In 2009, Ahmedinejad's re-election sparked mass protests by the opposition Green Movement, which alleged that the polls had been fixed.
The mass protests, the most severe public unrest since the 1979 Islamic Revolution, were later crushed by the security services. The two reform candidates, Mir Hossein Mousavi and Mehdi Karroubi, were subsequently placed under house arrest.
Reformists rally, conservatives divided
This year, reformists have sought to form a united front. They successfully pressured the other moderate candidate, Mohammad Reza Aref, to withdraw from the race earlier in the week to avoid splitting the vote with Rowhani.
Rowhani is a moderate cleric who served as Iran's chief nuclear negotiator from 2003-2005.
The conservatives, meanwhile, have been unable to rally behind one candidate.
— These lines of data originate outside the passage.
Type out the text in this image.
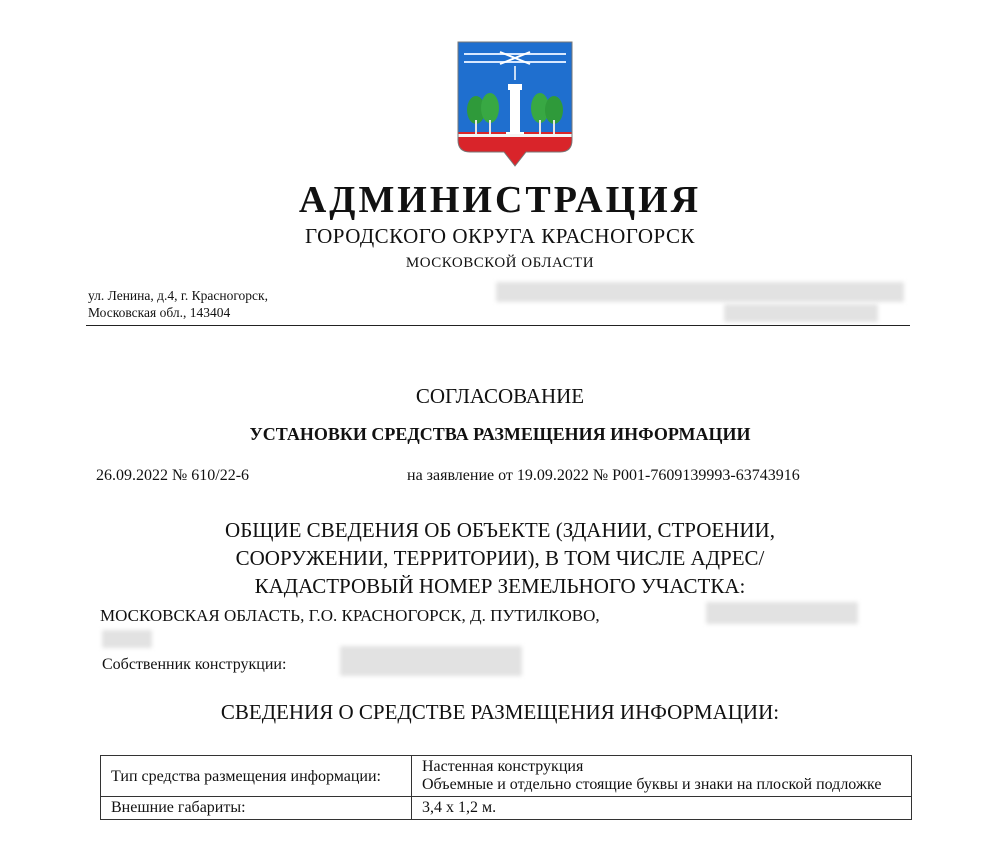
АДМИНИСТРАЦИЯ
ГОРОДСКОГО ОКРУГА КРАСНОГОРСК
МОСКОВСКОЙ ОБЛАСТИ
ул. Ленина, д.4, г. Красногорск,
Московская обл., 143404
СОГЛАСОВАНИЕ
УСТАНОВКИ СРЕДСТВА РАЗМЕЩЕНИЯ ИНФОРМАЦИИ
26.09.2022 № 610/22-6	на заявление от 19.09.2022 № Р001-7609139993-63743916
ОБЩИЕ СВЕДЕНИЯ ОБ ОБЪЕКТЕ (ЗДАНИИ, СТРОЕНИИ,
СООРУЖЕНИИ, ТЕРРИТОРИИ), В ТОМ ЧИСЛЕ АДРЕС/
КАДАСТРОВЫЙ НОМЕР ЗЕМЕЛЬНОГО УЧАСТКА:
МОСКОВСКАЯ ОБЛАСТЬ, Г.О. КРАСНОГОРСК, Д. ПУТИЛКОВО,
Собственник конструкции:
СВЕДЕНИЯ О СРЕДСТВЕ РАЗМЕЩЕНИЯ ИНФОРМАЦИИ:
Тип средства размещения информации:	Настенная конструкция
Объемные и отдельно стоящие буквы и знаки на плоской подложке

Внешние габариты:	3,4 х 1,2 м.
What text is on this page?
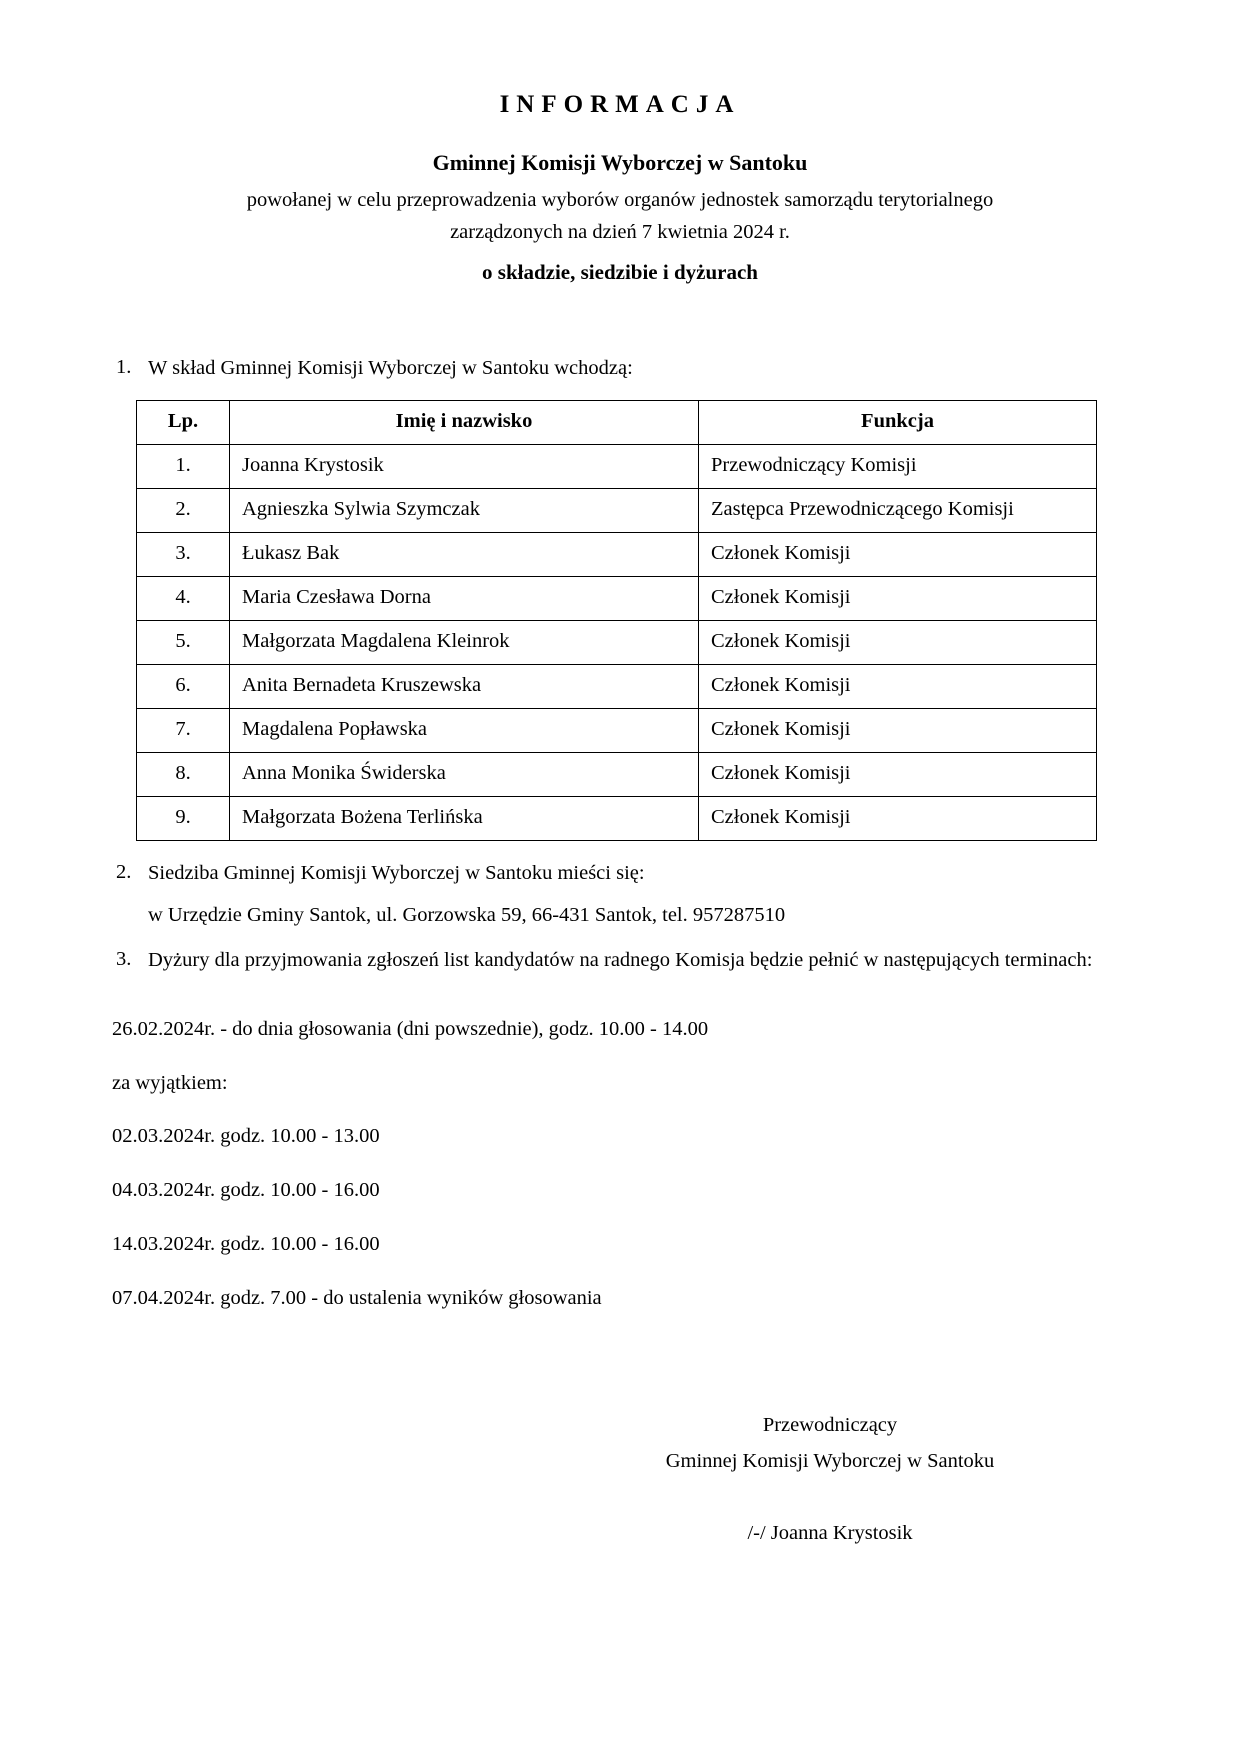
INFORMACJA
Gminnej Komisji Wyborczej w Santoku
powołanej w celu przeprowadzenia wyborów organów jednostek samorządu terytorialnego
zarządzonych na dzień 7 kwietnia 2024 r.
o składzie, siedzibie i dyżurach
1. W skład Gminnej Komisji Wyborczej w Santoku wchodzą:
Lp.	Imię i nazwisko	Funkcja
1.	Joanna Krystosik	Przewodniczący Komisji
2.	Agnieszka Sylwia Szymczak	Zastępca Przewodniczącego Komisji
3.	Łukasz Bak	Członek Komisji
4.	Maria Czesława Dorna	Członek Komisji
5.	Małgorzata Magdalena Kleinrok	Członek Komisji
6.	Anita Bernadeta Kruszewska	Członek Komisji
7.	Magdalena Popławska	Członek Komisji
8.	Anna Monika Świderska	Członek Komisji
9.	Małgorzata Bożena Terlińska	Członek Komisji
2. Siedziba Gminnej Komisji Wyborczej w Santoku mieści się:
w Urzędzie Gminy Santok, ul. Gorzowska 59, 66-431 Santok, tel. 957287510
3. Dyżury dla przyjmowania zgłoszeń list kandydatów na radnego Komisja będzie pełnić w następujących terminach:
26.02.2024r. - do dnia głosowania (dni powszednie), godz. 10.00 - 14.00
za wyjątkiem:
02.03.2024r. godz. 10.00 - 13.00
04.03.2024r. godz. 10.00 - 16.00
14.03.2024r. godz. 10.00 - 16.00
07.04.2024r. godz. 7.00 - do ustalenia wyników głosowania
Przewodniczący
Gminnej Komisji Wyborczej w Santoku
/-/ Joanna Krystosik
Five conservative candidates, including Iran's current chief nuclear negotiator Saeed Jalili, are in the running.
"Unless the remaining conservative candidates coalesce, a splintered conservative field will face a candidate in Rowhani, who has the backing of significant political and social forces in Iran," Reza Marashi, with the US-based National Iranian American Council, told the news agency AFP.
Tehran-based conservative political analyst Mehdi Fazayeli said that the divided field could "transform the river of conservative votes into a multitude of small streams."
Whoever wins on Friday will face an economy badly battered by tough US and EU economic sanctions, imposed over allegations that Iran is seeking to develop nuclear weapons.